Microsoft recently announced DirectStorage’s PC availability in a blog post, and I was immediately excited to try it out.
DirectStorage was developed for the Xbox Series consoles, which have a high-speed NVMe SSD, a hardware decompression engine, and a Unified Memory Architecture (UMA) where the CPU and GPU share the same memory pool. The API was designed to extract the highest throughput from that system, and on Xbox it succeeds at that goal.
But my computer is not an Xbox. To move data from compressed bytes on SSD storage to GPU-readable textures on Xbox, the compressed data goes from the SSD to the hardware decompression engine directly and the hardware decompression engine writes the decompressed stream to the unified memory pool and the data’s ready. On a PC, the GPU and CPU have separate memory pools and there’s no hardware decompression engine, so how does DirectStorage (a performance oriented API) deal with that?
In a performance oriented scenario the data is compressed on-disk, and so a decompression step is required. On PC, there are two paths: either CPU decompression or GPU decompression - while the latter isn’t currently implemented, I won’t hold that against DirectStorage and I’ll explore how both paths work assuming a future version of DirectStorage that does include GPU decompression support, since that’s been announced as something in the works and I want to give DirectStorage the best possible footing in this comparison.
In the CPU decompression case DirectStorage will move compressed chunks to system memory, and on non-UMA devices which are the majority of high-performance GPUs out there it will run CPU decompression code that writes to an upload / staging heap that is GPU visible, then fire off a copy command list to use the GPU’s copy engine and transfer the data to discrete GPU memory. There’s multiple problems with that approach: first, the upload heap DirectStorage creates is implicit and hidden from the user, and for any high performance code implicit hidden allocations are A Bad Thing. Second, the size of this heap is specified per DirectStorage factory, not per queue - and the size of this heap eats into existing system memory and is a crucial value to tune based on the title’s requirements, graphics detail level, and installed memory size on the client’s device. Third, DirectStorage creates a hidden, implicit copy command queue on your Direct3D 12 device, and if you care about performance the last thing you want is someone else creating queues on your Direct3D12 device and scheduling work on them - yes, Windows is a multitasking OS and the GPU is multiplexed anyway, but when you’re the foreground app you get a boost to that scheduling and DirectStorage will be, in a hidden manner you cannot submit timer queries to, interfering with that.

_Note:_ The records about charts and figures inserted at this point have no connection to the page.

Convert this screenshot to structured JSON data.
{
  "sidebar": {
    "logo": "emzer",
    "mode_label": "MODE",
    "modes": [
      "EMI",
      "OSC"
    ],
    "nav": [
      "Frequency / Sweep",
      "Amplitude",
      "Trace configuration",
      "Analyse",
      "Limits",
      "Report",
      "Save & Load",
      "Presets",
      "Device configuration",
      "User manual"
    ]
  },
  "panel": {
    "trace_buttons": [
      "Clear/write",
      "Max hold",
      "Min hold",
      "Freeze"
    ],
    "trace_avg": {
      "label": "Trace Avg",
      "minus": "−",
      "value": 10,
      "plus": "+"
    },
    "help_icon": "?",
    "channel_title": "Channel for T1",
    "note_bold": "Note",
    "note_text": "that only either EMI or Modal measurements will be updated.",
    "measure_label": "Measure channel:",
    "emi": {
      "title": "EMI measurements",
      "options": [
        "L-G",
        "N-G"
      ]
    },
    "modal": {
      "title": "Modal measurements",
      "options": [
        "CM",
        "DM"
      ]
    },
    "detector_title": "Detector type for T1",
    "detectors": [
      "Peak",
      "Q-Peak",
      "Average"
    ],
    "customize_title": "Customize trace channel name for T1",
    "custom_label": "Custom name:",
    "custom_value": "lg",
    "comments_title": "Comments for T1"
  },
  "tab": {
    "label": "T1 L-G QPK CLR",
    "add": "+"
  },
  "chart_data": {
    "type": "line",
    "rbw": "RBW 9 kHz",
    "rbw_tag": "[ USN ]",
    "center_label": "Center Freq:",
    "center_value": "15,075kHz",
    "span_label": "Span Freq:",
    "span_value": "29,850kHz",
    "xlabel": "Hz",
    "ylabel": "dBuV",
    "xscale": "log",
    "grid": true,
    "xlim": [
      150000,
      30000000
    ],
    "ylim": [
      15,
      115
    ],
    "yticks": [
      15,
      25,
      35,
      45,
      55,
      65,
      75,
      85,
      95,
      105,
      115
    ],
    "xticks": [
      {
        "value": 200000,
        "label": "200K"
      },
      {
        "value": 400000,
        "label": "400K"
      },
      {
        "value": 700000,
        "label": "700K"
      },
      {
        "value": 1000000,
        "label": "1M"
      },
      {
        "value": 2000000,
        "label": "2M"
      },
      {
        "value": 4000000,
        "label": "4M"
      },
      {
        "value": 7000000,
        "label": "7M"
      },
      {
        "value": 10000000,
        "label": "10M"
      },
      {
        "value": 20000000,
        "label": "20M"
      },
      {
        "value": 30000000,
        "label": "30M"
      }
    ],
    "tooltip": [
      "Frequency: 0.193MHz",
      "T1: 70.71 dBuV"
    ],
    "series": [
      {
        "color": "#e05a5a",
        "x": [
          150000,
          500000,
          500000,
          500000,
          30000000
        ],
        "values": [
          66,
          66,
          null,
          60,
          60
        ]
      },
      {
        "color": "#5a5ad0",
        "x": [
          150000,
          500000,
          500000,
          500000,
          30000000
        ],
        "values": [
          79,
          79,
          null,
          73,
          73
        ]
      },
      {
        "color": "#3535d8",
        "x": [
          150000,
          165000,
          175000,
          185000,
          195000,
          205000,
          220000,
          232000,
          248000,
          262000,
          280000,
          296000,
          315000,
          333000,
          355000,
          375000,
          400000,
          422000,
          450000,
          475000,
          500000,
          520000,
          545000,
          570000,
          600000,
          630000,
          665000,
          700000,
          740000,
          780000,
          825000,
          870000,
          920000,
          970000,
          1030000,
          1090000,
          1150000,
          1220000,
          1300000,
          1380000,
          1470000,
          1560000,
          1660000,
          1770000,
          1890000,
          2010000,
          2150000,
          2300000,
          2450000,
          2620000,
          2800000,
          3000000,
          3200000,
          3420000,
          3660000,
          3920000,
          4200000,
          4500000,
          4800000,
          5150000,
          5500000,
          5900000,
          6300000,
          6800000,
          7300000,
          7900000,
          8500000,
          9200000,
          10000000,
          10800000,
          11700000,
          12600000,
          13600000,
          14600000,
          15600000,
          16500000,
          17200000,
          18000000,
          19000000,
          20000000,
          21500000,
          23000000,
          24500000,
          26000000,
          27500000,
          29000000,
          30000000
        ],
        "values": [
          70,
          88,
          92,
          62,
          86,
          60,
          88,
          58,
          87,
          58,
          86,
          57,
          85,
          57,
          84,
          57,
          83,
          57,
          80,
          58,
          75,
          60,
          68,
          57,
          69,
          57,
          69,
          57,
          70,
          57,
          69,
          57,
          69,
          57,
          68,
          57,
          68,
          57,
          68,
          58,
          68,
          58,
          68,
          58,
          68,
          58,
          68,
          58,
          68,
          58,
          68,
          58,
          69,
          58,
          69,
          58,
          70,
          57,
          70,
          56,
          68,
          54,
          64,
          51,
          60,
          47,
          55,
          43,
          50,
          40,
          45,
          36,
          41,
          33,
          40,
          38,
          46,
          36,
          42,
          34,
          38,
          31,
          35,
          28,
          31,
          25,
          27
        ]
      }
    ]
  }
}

In the GPU decompression ideal case DirectStorage will be copying compressed data to video memory directly (yay!) then running its own shader on a (probably) hidden, implicit compute command queue to decompress - and if you didn’t like a hidden, implicit copy queue on your D3D12 device you’ll absolutely hate a surprise compute command queue being scheduled alongside your rendering work. In general, for high performance system level APIs things like allocating memory and running compute must absolutely be under the control of the caller - look at how almost all APIs used in realtime situations like games support custom allocator interfaces. Abstractions aren’t bad, but they don’t belong in lower-level APIs like this. It’s kind of like D3D11 versus D3D12: the average D3D11 application will easily beat the performance of the average D3D12 application, but the best possible D3D12 application will absolutely wipe the floor with the best possible D3D11 application. We need both in our ecosystem.
Let’s say I wanted to make the best out of this situation - I’ll manage my own upload heap, use my own CPU decompression and even write my own compute-based GPU decompression shaders for my own GPU-friendly compression format. In this case I just want DirectStorage to move compressed data from the SSD to either system memory, where I’ll run my decompression code and write the output to an upload heap and be responsible for submitting the copy command lists to do the actual upload, or move compressed data from the SSD to a video memory UAV and then once again I’m responsible for scheduling my own decompression work. The latter case works, and you can wait on a GPU fence for DirectStorage IO to complete (although it must be noted that the direct NVMe to video memory path is not currently implemented AFAIK, you can code today assuming it is and it will automagically work once the implementation is live, so zero issues there). The DirectStorage to system memory copies, however, have no way of indicating completion whatsoever. Reiterating, since this surprised and shocked me, there is absolutely now way to find out whether or not a DirectStorage SSD-to-memory IO request has completed - no polling, no waiting, nothing. This is the first IO API I have ever seen in my entire life that has you initiate an IO request and not provide any way whatsoever to know whether that request has completed or not. I am not sure how an API like this can see the light of day, but Microsoft seems to be working on it.
DirectStorage on PC is a minimal effort to get the code that compiles on Xbox Series consoles to compile and run as-is or with the slightest changes on a PC. However, there are fundamental architectural differences between a PC and an Xbox Series console and so far this effort is akin to filing the corners of a square peg to get it to fit, awkwardly, in a round hole. The abstraction is leaking around the edges.
If you really care about IO performance on Windows, ignore DirectStorage for the time being and either use I/O Completion Ports or look into the (barely documented) I/O rings.